There is a big concern in critical departments known as alarm handling, as they handle various lifesaving equipment, such as ventilators. Under the heavy workload of clinical staff, alarm handling becomes a concern that can lead to the ignorance of important alarms or alarm fatigue due to multiple alarms appearing on devices simultaneously. This concern also needs to be addressed while implementing an intelligent IT system to reduce false alarms and create a hierarchy for caregivers to address important alarms promptly. This will lead to the improvement of staff efficiency and a quieter ICU for faster patient recovery.
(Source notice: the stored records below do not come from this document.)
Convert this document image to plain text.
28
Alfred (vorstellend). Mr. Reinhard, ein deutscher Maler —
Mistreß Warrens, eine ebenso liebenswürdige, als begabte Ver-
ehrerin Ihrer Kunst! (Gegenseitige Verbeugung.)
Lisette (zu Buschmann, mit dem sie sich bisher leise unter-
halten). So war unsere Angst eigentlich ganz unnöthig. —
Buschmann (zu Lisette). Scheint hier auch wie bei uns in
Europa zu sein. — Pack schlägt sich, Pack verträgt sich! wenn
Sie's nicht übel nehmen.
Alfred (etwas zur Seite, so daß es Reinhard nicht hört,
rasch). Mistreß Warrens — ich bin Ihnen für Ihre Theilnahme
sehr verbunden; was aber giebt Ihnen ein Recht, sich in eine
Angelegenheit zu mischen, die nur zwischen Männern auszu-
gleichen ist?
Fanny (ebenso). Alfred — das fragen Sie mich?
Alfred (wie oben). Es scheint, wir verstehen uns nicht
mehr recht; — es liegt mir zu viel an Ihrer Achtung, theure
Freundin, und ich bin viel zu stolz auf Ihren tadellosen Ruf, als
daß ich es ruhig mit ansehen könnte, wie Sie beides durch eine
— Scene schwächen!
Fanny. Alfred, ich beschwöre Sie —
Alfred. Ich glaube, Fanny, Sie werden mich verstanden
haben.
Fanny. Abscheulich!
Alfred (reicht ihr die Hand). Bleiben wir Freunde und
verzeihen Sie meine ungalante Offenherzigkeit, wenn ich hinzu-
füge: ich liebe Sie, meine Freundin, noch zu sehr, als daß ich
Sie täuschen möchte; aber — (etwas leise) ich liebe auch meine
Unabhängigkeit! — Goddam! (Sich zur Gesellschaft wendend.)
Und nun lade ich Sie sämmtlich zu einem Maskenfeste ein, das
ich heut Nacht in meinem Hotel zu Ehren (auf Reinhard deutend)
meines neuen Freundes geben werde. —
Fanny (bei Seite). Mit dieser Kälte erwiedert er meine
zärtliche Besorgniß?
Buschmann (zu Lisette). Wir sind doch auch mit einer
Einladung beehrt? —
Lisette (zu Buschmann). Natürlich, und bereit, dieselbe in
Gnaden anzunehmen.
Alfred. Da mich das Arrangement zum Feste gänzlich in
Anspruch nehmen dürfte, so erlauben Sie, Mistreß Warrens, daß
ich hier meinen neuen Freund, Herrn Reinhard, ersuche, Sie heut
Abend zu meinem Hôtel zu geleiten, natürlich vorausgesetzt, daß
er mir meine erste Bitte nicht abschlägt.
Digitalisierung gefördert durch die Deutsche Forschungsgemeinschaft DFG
While elaborating on the Hospital IT solution, it is not only limited to inside hospital IT but should also have complete data available outside the hospital to caregivers for critical patients. As the decision maker is outside the clinical environment, emphasis is again placed on data completeness. They should have access to data from all critical devices, including patient monitors, ventilators, infusion pumps, and also the patient via a camera. This will help them get full patient information directly in near real-time and can help in better decision-making.
We are able to see quite a lot of enthusiasm among hospitals to implement such solutions, which lead to better workflow and efficient, faster decision-making with simplified yet complete information available to caregivers. We would also like to witness such systems being more open to integrating with other systems to make implementation more economically viable and future-ready for hospitals.